Do Most People Have A Court Date In The First Month?
Most of the time you’re going to be in court within a month. With a speeding ticket or DUI, it’s two months. And that’s another reason you want to get an attorney right away because on a DUI, you have some factors that are going to come into play with a timeframe that you can’t alter. If you get a DUI in Illinois, you have a suspension of 46 days after you either took the test and blew over or you didn’t take the test. Nothing stops that clock from ticking. So you need to do something with your attorney right away to file papers and get rid of that.
Just by filing the papers does not pull that time period. So the immediate thing to do is find an attorney you’re comfortable with and who knows what he’s doing and talk to him right away; then he can tell you, “Okay. This is important. We’ll work on it right away.” Or if it’s a battery case, you have three months, so we can do an investigation and find some new witnesses. In some cases, there could be some people who can verify you were somewhere else. But if you let it go too long and those people disappear, then you’re out of luck.

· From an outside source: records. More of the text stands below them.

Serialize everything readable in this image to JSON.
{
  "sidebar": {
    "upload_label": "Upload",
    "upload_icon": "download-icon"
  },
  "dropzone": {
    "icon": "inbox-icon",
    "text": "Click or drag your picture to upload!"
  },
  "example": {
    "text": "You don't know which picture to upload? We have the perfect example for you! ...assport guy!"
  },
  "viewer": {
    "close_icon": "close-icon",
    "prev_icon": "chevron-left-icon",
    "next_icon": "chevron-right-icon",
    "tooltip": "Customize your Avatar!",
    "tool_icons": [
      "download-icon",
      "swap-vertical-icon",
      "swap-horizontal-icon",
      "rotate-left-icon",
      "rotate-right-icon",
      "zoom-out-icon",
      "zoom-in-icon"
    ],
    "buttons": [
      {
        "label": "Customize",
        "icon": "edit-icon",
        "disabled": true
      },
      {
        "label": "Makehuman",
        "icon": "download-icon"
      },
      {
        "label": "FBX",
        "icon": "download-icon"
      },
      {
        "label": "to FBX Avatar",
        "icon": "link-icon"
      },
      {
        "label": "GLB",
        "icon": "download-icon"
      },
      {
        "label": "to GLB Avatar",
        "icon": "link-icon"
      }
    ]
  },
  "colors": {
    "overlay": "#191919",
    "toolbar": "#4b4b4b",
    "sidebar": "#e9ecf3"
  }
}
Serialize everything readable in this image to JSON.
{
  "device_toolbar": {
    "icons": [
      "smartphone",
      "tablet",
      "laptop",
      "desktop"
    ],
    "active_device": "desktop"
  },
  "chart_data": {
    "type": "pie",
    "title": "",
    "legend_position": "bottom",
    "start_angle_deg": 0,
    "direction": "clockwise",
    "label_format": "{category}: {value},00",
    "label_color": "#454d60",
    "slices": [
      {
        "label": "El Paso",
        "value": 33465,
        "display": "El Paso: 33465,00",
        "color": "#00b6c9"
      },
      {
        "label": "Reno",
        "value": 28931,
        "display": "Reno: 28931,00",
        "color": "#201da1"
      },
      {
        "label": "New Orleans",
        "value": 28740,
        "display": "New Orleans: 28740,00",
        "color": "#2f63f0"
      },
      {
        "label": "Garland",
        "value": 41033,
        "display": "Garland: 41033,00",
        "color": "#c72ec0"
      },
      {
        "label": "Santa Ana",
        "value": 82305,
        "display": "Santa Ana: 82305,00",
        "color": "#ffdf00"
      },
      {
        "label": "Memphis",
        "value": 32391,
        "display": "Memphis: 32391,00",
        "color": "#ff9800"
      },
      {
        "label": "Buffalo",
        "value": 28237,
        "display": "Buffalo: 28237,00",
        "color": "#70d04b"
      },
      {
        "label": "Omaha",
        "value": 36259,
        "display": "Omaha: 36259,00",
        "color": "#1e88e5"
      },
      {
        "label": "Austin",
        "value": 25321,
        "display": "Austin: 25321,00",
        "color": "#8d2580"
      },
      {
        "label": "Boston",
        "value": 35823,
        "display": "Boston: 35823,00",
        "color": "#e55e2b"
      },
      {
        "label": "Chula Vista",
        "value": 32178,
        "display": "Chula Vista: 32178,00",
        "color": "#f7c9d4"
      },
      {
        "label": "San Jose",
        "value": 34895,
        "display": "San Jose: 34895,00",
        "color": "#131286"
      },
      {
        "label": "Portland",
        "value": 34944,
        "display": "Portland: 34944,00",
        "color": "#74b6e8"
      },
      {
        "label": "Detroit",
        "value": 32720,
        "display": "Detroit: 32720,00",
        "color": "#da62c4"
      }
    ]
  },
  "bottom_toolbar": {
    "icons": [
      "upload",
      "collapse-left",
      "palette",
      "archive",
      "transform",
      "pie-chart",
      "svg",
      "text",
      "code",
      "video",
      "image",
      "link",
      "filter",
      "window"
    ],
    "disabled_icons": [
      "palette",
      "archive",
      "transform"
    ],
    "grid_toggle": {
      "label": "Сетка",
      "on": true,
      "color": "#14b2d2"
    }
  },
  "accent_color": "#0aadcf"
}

So you definitely want to talk to an attorney so he can evaluate how quickly you need to do things, but you never benefit by waiting. After you’re arrested, you’re going to get inundated with fliers from 200 attorneys. It used to be illegal for attorneys to send those things out; now you just can’t stop getting them. So if you get arrested on Friday, you’re going to get mail on Tuesday from 20 different attorneys, all saying they are the best and the cheapest. So the first thing you need to do is find somebody you trust then listen to their advice. That’s all you can do because there are so many different factors. I can’t give you one answer that fits every situation other than you never go wrong talking to an attorney right away.
You need to find an attorney that you trust and develop a relationship with so you know you can call them 24×7, and they’re going to be there to answer the tough questions when they come up. The cop might say, “I am going to give you one phone call. Who do you want to call?” Well, you either want to call your buddy to bring $500 to get you out of jail, or you want to talk to an attorney. It’s a tough decision. If there’s somebody you have a good relationship with, you can call that attorney, and he’ll say, “I’ll contact your buddies and tell them to come down with the bond money but don’t say another word to the police.” You need to make that initial contact with an attorney as soon as possible. It’s crucial.
Do You Recommend Pre-Trial Counseling For Your Clients?
Every case is different because there may not be any evidence that’s going to be sufficient for a conviction or anything where you need counseling. So why in the world would you want it? Obviously, you want to take care of yourself; so if you need counseling, go get it, but don’t rush out and get counseling because you might go to a place not approved by the court. I have people going to AA for a month, which wasn’t helpful for them. It may not hurt in the end, but no prosecutor’s going to say, “Oh, I’m so glad you went to AA; I am going to reduce your charges from a DUI to a reckless.”
If you are going to get counseling, it needs to be appropriate. For example, I had a young girl, who had a horrible and tragic event where she had a DUI and her mom was in the car and was killed. This was one of these cases where there was mandatory prison time by statute, unless there were extraordinary mitigations, and part of the mitigation was that as soon as I met this girl, I got her to counseling right away. Not that she was waiting for the court to tell her to do it; she had psychological issues because she’d killed her mom, along with alcohol issues because you’re not supposed to be blowing a .021 when you’re 22 years old. There were things that needed to be addressed immediately, so it’s very important to do some things right away while some don’t matter. So I don’t want you to go out and get DUI counseling immediately.
Let’s say you get a DUI, and you run out and get your evaluation done then start doing classes and get the DUI case dismissed for whatever reason. Let’s say it was a bad stop. God forbid, you get arrested again and go to an evaluation place. They’re going to say, “Oh, you’ve already been in here once before, so we’re going to kick you up a level. You’re no longer a level II; now you’re level III.” Instead of $500, you’re going to spend $1,800. Instead of 20 hours, you’re going to do 75 hours of counseling. You don’t want to shoot yourself in the foot either. If you need help, you should get it, but you don’t want to do something that will punish you later on in life because you did more than you needed to do. You need to do what’s right for you first, but you don’t want to jump into getting evaluations and doing treatment if it’s not going to be ordered.